Читать «Роккаматио из Хельсинки» онлайн

Янн Мартел

Янн Мартел

Роккаматио из Хельсинки

Алисе

От автора

На втором курсе университета, когда мне стукнуло девятнадцать, учеба моя застопорилась. Приподнялась завеса над взрослой жизнью, обещавшей несказанную свободу, и возник тревожный вопрос: что делать с этой свободой? Я полагал, ученые степени — бакалавра, магистра, доктора — станут перилами, что поддержат меня на лестнице к успешной жизни. Но в тот год на сочинения Иммануила Канта я смотрел как баран на новые ворота, завалил две темы, и перила рухнули, открыв головокружительную бездну.

Одним из результатов сего юношеского экзистенционального кризиса стали первые творческие потуги: за три дня я накропал одноактную пьесу о молодом человеке, влюбившемся в дверь. Узнав об этой причуде, его приятель разносит дверь в щепки. Герой тотчас кончает с собой. Спору нет, это было кошмарное творение, безнадежно загубленное незрелостью драматурга. Но мне казалось, будто я случайно отыскал скрипку и, прижав ее к плечу, провел смычком по струнам: пусть извлеченный мною звук ужасен, но до чего ж хорош инструмент! Чрезвычайно увлекательно придумать оформление, породить персонажей и, снабдив их репликами, направить по сюжету, тем самым представляя собственный взгляд на жизнь. Впервые нашелся резервуар, в который захотелось излить всю свою мощь.
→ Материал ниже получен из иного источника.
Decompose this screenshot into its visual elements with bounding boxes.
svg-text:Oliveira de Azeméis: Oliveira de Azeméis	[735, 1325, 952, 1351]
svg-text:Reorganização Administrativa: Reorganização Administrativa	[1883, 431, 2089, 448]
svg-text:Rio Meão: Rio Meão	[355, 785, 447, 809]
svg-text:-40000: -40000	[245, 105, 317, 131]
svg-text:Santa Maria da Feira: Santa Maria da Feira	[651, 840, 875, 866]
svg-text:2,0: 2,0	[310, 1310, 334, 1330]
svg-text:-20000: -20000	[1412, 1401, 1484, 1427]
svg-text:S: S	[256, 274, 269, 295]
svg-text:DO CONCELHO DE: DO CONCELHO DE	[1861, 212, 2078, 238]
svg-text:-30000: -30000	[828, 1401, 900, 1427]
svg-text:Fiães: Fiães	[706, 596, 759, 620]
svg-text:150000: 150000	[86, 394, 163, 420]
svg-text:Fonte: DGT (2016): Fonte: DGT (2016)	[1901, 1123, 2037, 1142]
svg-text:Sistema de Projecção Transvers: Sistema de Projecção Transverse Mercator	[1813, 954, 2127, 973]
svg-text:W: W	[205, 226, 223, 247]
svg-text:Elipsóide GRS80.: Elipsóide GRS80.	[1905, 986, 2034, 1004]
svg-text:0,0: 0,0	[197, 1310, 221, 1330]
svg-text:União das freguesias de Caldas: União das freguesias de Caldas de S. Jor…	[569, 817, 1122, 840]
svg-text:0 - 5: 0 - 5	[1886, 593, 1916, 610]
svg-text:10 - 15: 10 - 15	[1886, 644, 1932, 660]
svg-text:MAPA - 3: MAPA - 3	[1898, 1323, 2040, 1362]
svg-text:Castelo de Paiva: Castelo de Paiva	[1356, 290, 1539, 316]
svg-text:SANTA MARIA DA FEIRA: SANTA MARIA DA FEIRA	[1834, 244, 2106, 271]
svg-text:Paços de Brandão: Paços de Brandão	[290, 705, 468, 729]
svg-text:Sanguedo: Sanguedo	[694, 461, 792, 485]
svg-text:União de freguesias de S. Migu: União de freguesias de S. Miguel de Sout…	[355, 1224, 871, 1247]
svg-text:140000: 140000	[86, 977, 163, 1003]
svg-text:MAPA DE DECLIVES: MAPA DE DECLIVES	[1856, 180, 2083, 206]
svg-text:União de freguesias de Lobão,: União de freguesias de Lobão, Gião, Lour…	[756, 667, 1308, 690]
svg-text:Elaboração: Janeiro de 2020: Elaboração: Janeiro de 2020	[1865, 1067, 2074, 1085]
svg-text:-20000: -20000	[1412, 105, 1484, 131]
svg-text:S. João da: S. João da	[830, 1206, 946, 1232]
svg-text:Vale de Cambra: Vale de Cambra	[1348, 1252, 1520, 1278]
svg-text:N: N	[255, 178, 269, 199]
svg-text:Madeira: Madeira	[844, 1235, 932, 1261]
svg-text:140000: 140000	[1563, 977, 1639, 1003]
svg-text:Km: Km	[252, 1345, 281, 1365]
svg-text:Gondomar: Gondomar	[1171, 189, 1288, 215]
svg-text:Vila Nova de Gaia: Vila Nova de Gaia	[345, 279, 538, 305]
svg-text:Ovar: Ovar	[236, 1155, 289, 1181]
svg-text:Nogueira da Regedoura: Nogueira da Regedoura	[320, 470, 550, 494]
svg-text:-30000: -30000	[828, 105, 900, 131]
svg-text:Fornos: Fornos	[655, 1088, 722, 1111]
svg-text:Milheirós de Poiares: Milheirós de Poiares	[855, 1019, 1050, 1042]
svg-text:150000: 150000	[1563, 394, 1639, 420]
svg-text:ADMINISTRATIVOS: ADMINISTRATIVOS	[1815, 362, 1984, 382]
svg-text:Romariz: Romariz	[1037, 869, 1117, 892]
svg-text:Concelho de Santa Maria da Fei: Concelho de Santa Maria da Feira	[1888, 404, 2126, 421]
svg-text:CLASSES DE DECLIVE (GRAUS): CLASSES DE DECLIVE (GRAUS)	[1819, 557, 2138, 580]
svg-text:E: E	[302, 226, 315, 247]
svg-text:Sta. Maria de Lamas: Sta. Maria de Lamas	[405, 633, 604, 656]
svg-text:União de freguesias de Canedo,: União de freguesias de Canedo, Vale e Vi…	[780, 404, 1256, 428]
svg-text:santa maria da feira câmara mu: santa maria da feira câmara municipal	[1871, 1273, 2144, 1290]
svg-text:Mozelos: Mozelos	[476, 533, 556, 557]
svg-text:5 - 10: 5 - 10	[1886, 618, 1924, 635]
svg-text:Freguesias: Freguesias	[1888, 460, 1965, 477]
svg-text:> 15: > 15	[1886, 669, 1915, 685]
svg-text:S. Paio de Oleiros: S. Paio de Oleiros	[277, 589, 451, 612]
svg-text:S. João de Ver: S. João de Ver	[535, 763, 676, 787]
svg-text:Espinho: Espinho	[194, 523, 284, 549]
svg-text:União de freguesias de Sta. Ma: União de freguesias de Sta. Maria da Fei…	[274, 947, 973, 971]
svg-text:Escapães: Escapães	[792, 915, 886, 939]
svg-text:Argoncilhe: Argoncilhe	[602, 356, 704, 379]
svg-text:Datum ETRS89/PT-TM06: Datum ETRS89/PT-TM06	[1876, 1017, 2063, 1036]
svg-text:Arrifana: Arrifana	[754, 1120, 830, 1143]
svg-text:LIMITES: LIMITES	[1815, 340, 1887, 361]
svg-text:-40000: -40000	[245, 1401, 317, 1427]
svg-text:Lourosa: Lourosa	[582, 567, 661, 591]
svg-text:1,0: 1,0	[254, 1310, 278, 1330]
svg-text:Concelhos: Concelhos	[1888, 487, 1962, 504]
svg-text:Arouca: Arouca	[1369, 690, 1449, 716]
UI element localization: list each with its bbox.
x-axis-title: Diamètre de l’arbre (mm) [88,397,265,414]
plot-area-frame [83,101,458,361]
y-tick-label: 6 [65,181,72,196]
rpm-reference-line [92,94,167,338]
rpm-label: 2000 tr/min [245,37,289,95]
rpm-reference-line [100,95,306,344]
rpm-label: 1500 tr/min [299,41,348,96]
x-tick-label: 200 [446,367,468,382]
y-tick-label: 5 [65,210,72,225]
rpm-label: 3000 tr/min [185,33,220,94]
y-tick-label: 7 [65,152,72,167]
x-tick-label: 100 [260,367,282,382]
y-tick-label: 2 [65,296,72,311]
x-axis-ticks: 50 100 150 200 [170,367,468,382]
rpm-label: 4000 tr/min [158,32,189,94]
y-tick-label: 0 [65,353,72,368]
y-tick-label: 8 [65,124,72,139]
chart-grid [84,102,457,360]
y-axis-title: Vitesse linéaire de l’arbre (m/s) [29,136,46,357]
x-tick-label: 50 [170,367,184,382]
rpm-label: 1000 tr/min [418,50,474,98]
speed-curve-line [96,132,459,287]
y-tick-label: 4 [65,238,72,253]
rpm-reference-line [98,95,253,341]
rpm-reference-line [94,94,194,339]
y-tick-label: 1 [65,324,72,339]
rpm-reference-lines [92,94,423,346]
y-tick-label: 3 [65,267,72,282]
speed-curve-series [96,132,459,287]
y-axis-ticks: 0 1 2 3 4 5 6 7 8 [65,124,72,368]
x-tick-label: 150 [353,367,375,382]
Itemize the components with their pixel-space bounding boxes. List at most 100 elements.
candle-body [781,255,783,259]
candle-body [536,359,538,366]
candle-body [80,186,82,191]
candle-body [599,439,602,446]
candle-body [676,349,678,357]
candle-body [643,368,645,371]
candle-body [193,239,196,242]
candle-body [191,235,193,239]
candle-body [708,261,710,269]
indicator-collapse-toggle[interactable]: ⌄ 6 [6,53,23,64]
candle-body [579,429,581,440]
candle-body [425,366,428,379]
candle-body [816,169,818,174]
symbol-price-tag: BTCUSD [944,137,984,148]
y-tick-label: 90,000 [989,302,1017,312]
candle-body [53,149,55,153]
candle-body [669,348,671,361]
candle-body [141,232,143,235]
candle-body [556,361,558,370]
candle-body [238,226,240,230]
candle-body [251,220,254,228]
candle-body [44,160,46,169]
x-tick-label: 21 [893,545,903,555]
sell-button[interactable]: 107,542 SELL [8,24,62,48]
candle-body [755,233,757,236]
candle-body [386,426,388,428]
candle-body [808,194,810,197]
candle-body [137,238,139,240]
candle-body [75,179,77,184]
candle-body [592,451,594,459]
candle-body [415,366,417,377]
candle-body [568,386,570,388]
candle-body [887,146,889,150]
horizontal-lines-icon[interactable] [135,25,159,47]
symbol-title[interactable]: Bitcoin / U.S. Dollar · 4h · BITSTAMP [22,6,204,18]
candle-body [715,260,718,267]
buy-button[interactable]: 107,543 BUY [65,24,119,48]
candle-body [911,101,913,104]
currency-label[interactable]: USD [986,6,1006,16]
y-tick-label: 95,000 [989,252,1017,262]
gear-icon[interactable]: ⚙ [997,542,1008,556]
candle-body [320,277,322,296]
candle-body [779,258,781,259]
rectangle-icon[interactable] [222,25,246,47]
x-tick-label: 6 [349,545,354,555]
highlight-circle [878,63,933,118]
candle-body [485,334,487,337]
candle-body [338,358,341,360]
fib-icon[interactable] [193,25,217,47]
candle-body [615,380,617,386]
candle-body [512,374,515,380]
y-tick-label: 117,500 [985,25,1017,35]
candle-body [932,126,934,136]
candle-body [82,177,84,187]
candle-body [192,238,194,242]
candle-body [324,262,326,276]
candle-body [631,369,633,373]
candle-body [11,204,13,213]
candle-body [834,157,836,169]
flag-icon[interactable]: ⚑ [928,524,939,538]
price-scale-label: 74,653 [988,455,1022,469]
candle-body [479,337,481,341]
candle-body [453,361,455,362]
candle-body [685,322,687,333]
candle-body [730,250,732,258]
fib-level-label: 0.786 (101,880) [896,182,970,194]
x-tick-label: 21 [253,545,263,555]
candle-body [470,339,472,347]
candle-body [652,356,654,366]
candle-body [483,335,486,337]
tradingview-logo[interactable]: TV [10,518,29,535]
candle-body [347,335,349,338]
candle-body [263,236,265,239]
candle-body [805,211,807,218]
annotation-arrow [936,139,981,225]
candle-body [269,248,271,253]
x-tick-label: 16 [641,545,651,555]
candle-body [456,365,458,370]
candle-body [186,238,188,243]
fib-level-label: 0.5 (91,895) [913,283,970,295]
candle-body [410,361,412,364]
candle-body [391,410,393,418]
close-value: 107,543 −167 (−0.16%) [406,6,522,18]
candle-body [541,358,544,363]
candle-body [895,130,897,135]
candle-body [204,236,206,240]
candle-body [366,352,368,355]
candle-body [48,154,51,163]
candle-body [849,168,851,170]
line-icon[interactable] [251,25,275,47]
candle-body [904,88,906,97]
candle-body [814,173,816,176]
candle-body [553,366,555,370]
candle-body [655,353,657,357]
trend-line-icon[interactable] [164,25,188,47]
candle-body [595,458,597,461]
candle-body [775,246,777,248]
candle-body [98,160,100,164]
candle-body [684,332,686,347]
Я стал писать. Сочинил еще одну пьесу — чудовищный абсурдистский бриколаж — и переключился на прозу. Написал рассказы (все скверные), взялся за роман (ничуть не лучше) и вновь вернулся к рассказам (того же качества). Если продолжить аналогию со скрипкой, своим пиликаньем я доводил соседей до белого каления. Но что-то меня подстегивало. Нельзя сказать, что передо мной замаячила литературная будущность — мысль о том, что мои каракули чем-то сродни книгам на полках, казалась нелепой. Я не считал, что понапрасну трачу время (процесс так увлекал!), но и не строил планов. По правде, я не думал ни о чем вообще, лишь рьяно трудился, как Паганини (только бездарный).

Однако мало-помалу я делал успехи. Порой удавалось извлечь красивую ноту. Я стал понимать, что в основе повествования лежит чувство. Если история не затрагивает эмоционально, она не воздействует вообще. Всякое достоверно переданное чувство — будь то любовь, зависть или апатия — оживляет произведение. Но вместе с тем история, если не хочет стереться в памяти, должна будоражить мысль. Разум, укоренившийся в чувстве, и чувство, укрепленное разумом (иными словами, умная мысль, которая бередит), — вот что было моей возвышенной целью. Когда меня осенила сия волнующая идея и искра вдохновения разгорелась в костер, я испытал доселе неизведанный восторг.

Вдохновение я черпал отовсюду. Книги. Газеты. Фильмы. Музыка. Повседневная жизнь. Встреченные люди. Воспоминания и опыт. А также тот загадочный творческий эфир, откуда нежданно-негаданно возникают идеи. Я стал приёмником историй, которые высматривал и подслушивал. Я смотрел не в себя, но наружу, ибо в себе было скучно. Поиск доставлял истинное наслаждение, он стал моим способом познания, личным университетом. Ничто так не радовало, как исследование мира на предмет какой-нибудь истории.